Procedural due process has also been an important factor in the development of the law of personal jurisdiction, in the sense that it is inherently unfair for the judicial machinery of a state to take away the property of a person who has no connection to it whatsoever. A significant portion of U.S. constitutional law is therefore directed to what kinds of connections to a state are enough for that state's assertion of jurisdiction over a nonresident to comport with procedural due process.
The requirement of a neutral judge has introduced a constitutional dimension to the question of whether a judge should recuse themself from a case. Specifically, the Supreme Court has ruled that in certain circumstances, the Due Process Clause of the Fourteenth Amendment requires a judge to recuse themself on account of a potential or actual conflict of interest. For example, in Caperton v. A. T. Massey Coal Co., the Court ruled that a justice of the Supreme Court of Appeals of West Virginia could not participate in a case involving a major donor to his election to that court.

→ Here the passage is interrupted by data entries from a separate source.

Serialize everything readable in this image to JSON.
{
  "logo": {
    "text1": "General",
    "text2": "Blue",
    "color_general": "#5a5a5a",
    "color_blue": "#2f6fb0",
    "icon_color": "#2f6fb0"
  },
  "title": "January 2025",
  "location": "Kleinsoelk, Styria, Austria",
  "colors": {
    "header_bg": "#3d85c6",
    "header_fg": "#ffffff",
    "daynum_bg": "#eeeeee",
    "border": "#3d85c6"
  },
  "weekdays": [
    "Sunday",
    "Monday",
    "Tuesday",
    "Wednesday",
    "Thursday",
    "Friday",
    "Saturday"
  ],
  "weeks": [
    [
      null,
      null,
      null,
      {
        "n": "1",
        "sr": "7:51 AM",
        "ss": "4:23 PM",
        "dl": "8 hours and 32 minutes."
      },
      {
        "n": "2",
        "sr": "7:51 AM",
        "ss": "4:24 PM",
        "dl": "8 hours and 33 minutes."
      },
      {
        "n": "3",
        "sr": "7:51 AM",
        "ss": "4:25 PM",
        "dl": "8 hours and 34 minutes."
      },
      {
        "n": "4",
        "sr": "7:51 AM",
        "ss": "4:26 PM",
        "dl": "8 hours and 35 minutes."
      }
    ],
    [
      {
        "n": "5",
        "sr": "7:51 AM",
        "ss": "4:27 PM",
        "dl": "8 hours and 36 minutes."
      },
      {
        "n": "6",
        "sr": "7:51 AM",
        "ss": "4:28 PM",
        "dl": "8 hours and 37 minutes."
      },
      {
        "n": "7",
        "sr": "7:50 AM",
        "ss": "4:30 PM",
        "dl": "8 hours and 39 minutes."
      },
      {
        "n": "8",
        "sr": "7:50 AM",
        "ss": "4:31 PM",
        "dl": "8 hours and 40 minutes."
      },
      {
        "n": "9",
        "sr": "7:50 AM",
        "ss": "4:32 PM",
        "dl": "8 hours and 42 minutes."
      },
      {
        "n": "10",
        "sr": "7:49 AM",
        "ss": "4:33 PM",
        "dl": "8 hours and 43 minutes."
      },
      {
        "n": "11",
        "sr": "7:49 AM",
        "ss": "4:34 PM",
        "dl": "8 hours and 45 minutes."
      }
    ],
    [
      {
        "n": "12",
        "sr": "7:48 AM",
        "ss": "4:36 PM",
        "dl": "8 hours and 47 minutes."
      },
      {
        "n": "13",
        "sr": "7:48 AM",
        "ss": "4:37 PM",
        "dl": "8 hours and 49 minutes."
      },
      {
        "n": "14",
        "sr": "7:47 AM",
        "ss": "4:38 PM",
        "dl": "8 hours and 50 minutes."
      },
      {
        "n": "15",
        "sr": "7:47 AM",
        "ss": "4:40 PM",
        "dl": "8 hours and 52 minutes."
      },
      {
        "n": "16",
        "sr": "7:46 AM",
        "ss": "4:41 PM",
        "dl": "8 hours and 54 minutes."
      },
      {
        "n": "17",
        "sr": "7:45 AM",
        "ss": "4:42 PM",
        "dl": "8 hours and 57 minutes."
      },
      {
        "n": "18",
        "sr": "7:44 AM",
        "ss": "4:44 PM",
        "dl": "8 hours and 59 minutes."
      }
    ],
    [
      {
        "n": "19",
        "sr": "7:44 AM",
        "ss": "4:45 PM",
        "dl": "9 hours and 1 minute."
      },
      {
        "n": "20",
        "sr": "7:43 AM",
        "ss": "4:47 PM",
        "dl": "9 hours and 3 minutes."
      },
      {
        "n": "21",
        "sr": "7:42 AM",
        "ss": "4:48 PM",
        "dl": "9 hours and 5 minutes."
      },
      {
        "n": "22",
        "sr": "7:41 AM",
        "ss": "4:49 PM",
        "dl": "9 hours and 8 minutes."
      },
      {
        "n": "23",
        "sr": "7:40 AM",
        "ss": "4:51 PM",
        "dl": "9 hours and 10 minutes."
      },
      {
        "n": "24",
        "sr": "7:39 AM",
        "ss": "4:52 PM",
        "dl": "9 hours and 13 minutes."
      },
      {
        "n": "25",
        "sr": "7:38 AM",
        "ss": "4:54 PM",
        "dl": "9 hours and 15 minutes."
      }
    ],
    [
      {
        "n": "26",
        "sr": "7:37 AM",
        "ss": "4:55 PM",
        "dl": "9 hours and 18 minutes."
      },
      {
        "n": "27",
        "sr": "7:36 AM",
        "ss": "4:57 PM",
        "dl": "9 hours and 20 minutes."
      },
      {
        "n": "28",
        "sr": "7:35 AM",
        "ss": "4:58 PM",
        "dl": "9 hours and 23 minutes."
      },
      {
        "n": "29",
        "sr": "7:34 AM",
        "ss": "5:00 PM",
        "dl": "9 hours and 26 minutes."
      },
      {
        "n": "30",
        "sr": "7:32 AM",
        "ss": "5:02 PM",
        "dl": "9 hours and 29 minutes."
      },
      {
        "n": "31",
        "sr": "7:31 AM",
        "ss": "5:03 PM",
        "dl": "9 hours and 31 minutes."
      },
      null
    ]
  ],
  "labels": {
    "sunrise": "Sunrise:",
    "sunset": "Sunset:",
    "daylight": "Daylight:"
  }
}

Criminal procedural due process
In criminal cases, many of these due process protections overlap with procedural protections provided by the Eighth Amendment to the United States Constitution, which guarantees reliable procedures that protect innocent people from being executed, which would be an obvious example of cruel and unusual punishment.An example of criminal due process rights is the case Vitek v. Jones, 445 U.S. 480. The due process clause of the Fourteenth Amendment requires certain procedural protections for state prisoners who may be transferred involuntarily to a state mental hospital for treatment of a mental disease or defect, such protections including written notice of the transfer, an adversary hearing before an independent decision-maker, written findings, and effective and timely notice of such rights. As established by the district court and upheld by the U.S. Supreme Court in Vitek v. Jones, these due process rights include:
- Written notice to the prisoner that a transfer to a mental hospital is being considered;
- A hearing, sufficiently after the notice to permit the prisoner to prepare, at which disclosure to the prisoner is made of the evidence being relied upon for the transfer and at which an opportunity to be heard in person and to present documentary evidence is given;
- An opportunity at the hearing to present testimony of witnesses by the defense and to confront and cross-examine witnesses called by the state, except upon a finding, not arbitrarily made, of good cause for not permitting such presentation, confrontation, or cross-examination;
- An independent decision-maker;
- A written statement by the fact-finder as to the evidence relied on and the reasons for transferring the inmate;
- Availability of legal counsel, furnished by the state, if the inmate is financially unable to furnish his own ; and
- Effective and timely notice of all the foregoing rights.